そこで登場したのが次世代規格「Qi2」です。2024年のCESでWireless Power Consortiumが正式発表し、最大15Wを磁力で最適位置に吸着させて安定供給する「Magnetic Power Profile」を採用しました。これにより、充電効率と安全性が一気に底上げされます。  
記事執筆時点でQi2を完全に利用できるスマートフォンは多くありませんが、先陣を切ったのはiPhone 15以降のiPhoneです。15W給電を実現し、既存のMagSafeアクセサリーがそのまま使えます。
Android陣営では、サムスンが2025年モデルのGalaxy S25シリーズを「Qi2 Ready」と呼称しました。
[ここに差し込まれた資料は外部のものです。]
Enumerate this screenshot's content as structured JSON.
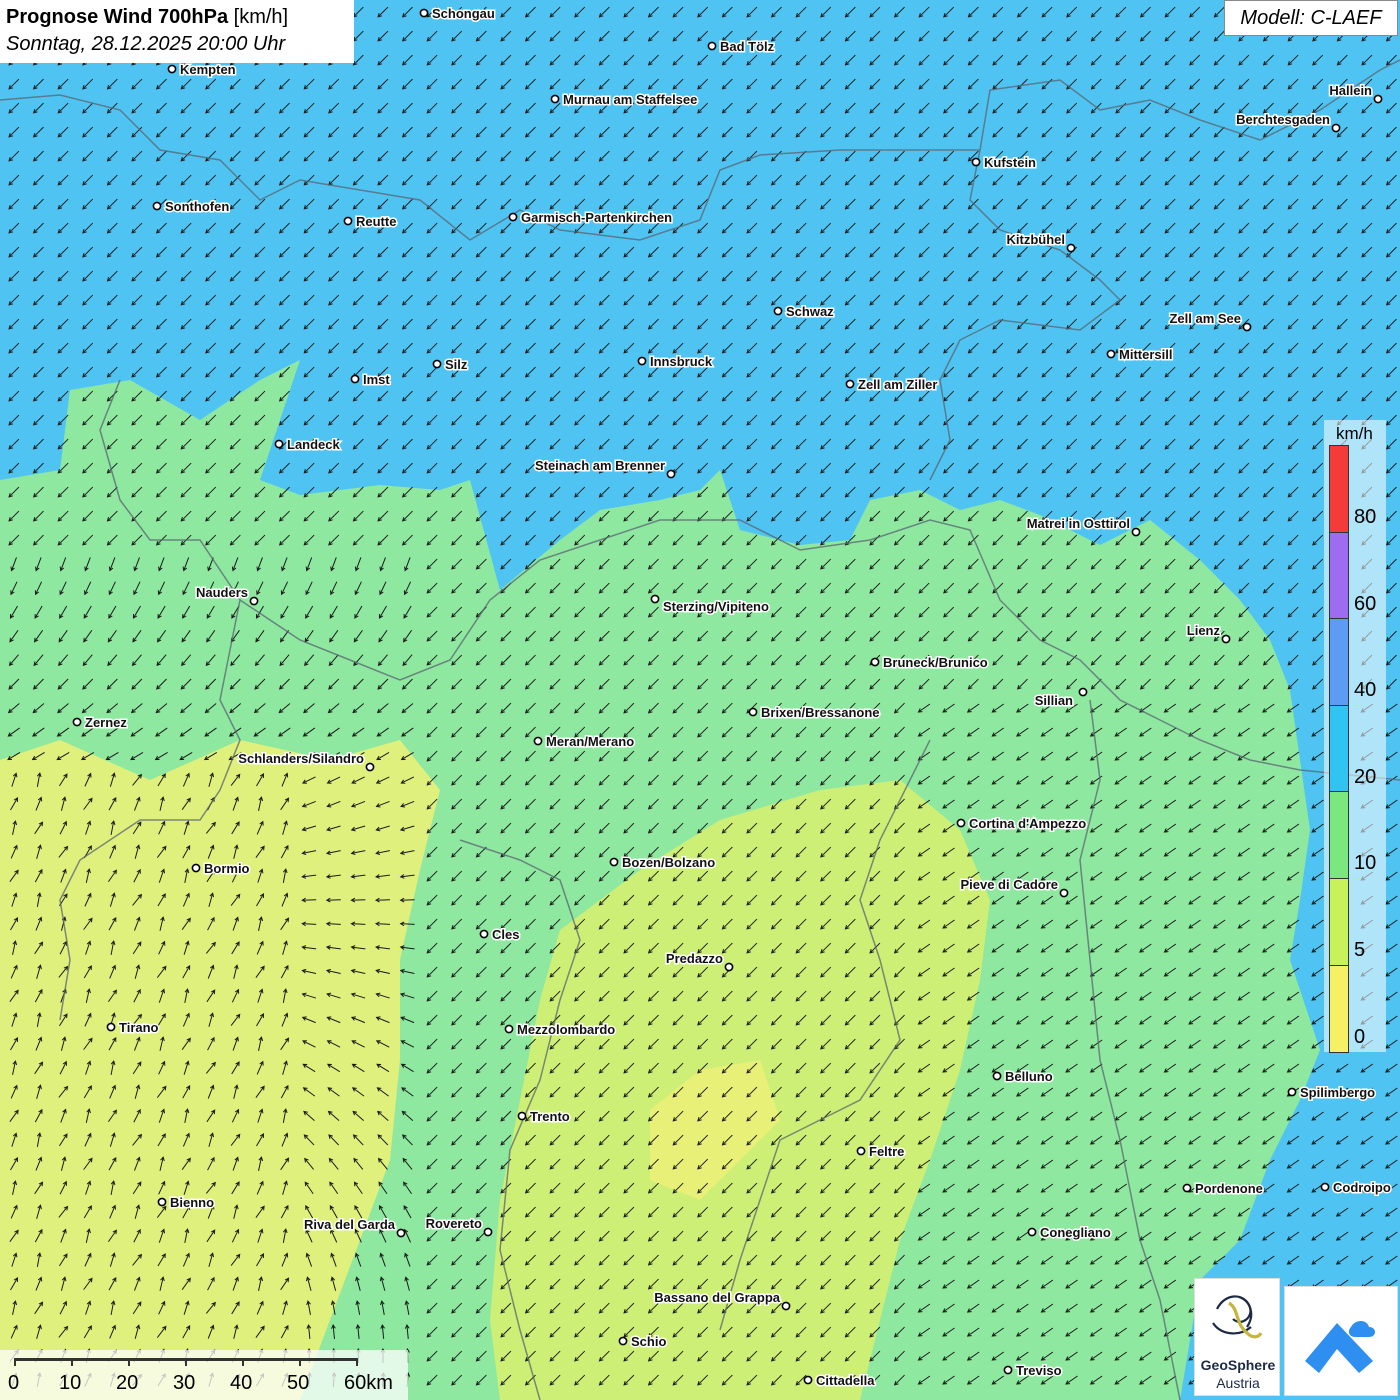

これは専用マグネットリング入りケースを併用することでQi2の15Wを引き出す方式で、本体のコイルは従来Qiと共通という立ち位置になります。  
では旧Qi充電器は使えなくなるのかといえば、答えは「当面は併用可能」です。Qi2端末は下位互換性を保っているため、従来パッドの上に置けばこれまで通り充電できます。ただし磁気誘導による位置合わせが働かないため給電効率は下がり、実測で7.5〜10W程度に制限されるケースが報告されています。
技術検証を行うGranite River Labsの試験データによると、Qi2の熱損失は旧規格比でおおむね10〜15%低減し、同じ15Wでも端末温度の上昇が抑えられるという結果が出ています。温度上昇が少ないほどバッテリーの劣化も抑えられるため、長期的に見れば端末寿命の延伸や発火リスク低減にもつながると考えられます。 
アクセサリーメーカー各社も動きは早く、BelkinやAnkerなどが手頃な商品を多数出しています。モバイルバッテリー型でも1万円前後と、従来のMagSafe製品との金額差はわずか。買い替えても“高くつく”印象は薄れました。Qi2ロゴが付いた製品は異物検知や過電流保護などの試験を通過しており、安全面でも一定の信頼があります。  
iPhone 15以降を含む最新端末を使い、日中こまめに充電する人や車載マウントで確実に本体を固定したい人は、Qi2対応機機へ切り替える価値があります。一方、就寝中にゆっくり充電するだけの使い方であれば、旧Qi充電器を流用しても、当面のあいだ困る場面は少ないでしょう。
ご自身のライフスタイルやスマホの充電の仕方を確認しながら、Qi2の採用を検討してみましょう。